2) do NOT support the airplane in the trailer by any of the bolt fittings! You are taking enough risk on those fittings with normal flight loads, and trailer-thrashing is just adding two or three more bullets to the revolver in your Russian Roulette game. It's fine to support the fuselage on it's tires, with big chocks SCREWED into the trailer floor and wide nylon straps over the tires. But see 3) below. The wings should be hung leading edge down, on the sidewalls of the trailer, hung by nylon straps looped chordwise around the wing at four spanwise locations (not just one at the root and one at the tip). There should be dense foam pads between the wing leading edge and nylon straps, and these pads should be securely taped or lashed to the wing so they do not work their way loose.
3) an engine bouncing up and down 3 million times, with nothing supporting it but the engine mount cantilevered off the firewall, is very very bad. I once owned a small experimental (Cassutt) which is a traditional steel tube fuselage and engine mount.

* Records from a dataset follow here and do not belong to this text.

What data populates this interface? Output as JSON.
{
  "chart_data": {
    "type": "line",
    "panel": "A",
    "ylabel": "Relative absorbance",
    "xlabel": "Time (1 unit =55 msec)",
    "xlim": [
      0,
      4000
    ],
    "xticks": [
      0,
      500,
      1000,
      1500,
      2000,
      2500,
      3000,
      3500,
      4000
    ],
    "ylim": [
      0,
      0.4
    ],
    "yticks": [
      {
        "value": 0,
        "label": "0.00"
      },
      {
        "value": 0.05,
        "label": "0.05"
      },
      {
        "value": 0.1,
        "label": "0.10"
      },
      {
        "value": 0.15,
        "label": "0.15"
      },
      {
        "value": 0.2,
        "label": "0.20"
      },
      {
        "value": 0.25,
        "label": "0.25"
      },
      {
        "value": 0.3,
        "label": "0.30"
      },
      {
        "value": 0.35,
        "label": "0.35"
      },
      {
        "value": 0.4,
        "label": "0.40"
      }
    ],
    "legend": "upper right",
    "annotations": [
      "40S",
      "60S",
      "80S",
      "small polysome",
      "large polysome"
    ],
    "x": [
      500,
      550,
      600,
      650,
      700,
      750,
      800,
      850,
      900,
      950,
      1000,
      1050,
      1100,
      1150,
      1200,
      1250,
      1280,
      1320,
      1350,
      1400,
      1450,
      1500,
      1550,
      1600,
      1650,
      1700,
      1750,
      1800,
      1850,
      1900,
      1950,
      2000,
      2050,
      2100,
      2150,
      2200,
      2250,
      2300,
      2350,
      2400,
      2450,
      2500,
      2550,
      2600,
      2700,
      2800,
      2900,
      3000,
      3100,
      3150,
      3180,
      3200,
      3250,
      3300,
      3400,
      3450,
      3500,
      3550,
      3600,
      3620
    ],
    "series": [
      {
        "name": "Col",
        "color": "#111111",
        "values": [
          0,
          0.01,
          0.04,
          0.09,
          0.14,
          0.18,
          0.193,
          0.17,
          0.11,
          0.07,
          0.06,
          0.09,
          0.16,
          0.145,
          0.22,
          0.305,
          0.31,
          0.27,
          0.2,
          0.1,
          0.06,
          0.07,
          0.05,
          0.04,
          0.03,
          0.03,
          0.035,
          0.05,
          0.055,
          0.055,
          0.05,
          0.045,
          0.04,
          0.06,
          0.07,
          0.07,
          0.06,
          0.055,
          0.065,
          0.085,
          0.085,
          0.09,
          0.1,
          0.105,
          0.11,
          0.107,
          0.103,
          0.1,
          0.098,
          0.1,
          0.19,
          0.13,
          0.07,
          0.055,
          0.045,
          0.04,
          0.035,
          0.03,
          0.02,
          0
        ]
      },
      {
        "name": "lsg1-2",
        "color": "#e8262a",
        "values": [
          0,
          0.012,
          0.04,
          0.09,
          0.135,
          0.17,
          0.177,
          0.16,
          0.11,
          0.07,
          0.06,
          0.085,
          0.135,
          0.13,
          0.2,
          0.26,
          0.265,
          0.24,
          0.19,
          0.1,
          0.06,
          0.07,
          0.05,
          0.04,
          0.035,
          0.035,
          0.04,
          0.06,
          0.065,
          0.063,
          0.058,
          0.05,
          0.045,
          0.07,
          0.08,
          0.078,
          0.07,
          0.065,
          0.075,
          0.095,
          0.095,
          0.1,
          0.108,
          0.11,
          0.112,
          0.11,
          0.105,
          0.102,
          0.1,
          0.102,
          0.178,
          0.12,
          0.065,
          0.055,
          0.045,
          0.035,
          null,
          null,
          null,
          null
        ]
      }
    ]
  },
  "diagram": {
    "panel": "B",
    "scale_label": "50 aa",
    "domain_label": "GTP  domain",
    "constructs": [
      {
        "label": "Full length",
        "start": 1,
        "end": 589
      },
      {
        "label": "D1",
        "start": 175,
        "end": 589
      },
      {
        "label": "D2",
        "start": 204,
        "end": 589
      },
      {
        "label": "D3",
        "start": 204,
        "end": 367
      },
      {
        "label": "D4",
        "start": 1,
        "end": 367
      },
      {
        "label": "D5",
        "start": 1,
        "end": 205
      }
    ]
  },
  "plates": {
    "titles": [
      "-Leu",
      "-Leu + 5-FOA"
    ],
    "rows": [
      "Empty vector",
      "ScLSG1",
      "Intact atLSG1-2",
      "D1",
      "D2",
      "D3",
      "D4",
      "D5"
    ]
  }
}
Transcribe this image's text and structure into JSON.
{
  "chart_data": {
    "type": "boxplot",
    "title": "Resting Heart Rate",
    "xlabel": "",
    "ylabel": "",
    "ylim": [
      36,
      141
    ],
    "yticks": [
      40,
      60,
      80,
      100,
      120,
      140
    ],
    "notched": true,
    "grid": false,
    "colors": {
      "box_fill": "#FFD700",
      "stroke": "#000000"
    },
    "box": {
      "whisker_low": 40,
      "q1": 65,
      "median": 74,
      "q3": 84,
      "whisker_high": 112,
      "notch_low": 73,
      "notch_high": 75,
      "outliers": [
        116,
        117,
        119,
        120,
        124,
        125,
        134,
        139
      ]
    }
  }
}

The weight of the engine bouncing up and down during trailering had caused repetitive movement stress, flexure, hardening, and ultimate failure of the STEEL TUBES. Now imagine the same type of engine weight loads bouncing up and down against the pop rivets and thin sheet metal firewall and forward fuselage structure of a Zenair. So my advice is to strap the tires down to the floor, install very large wheel chocks on all 3 tires, and then build up a padded support to take the engine weight off the fuselage. This can be as simple as a stack of plastic milk crates under the engine with a pillow wedged underneath the engine, and everything screwed down to the floor so it won't walk around.
Even after securing the aircraft correctly, with all aircraft trailering, you still have one major responsibility. Go back there and personally check your load every 150-200 miles. It's a pain in the ass, but you will be absolutely surprised at how much things will move around no matter how well you try to secure it. You have just spent a good chunk of your money on this airplane, and then you are going to ask it to protect your life and your family's lives. Stress cracks in aluminum can be so small that they are not easily seen. Repeated flexure, work hardening, and subsequent impending failure of a metal part will very often not be visible to the naked eye. Small mistakes and oversights in the trailering stage can become huge maintenance or repair problems as soon as you unload the aircraft. Extra time and energy securing and transporting the aircraft will pay you tenfold in preventing seen and unseen damage.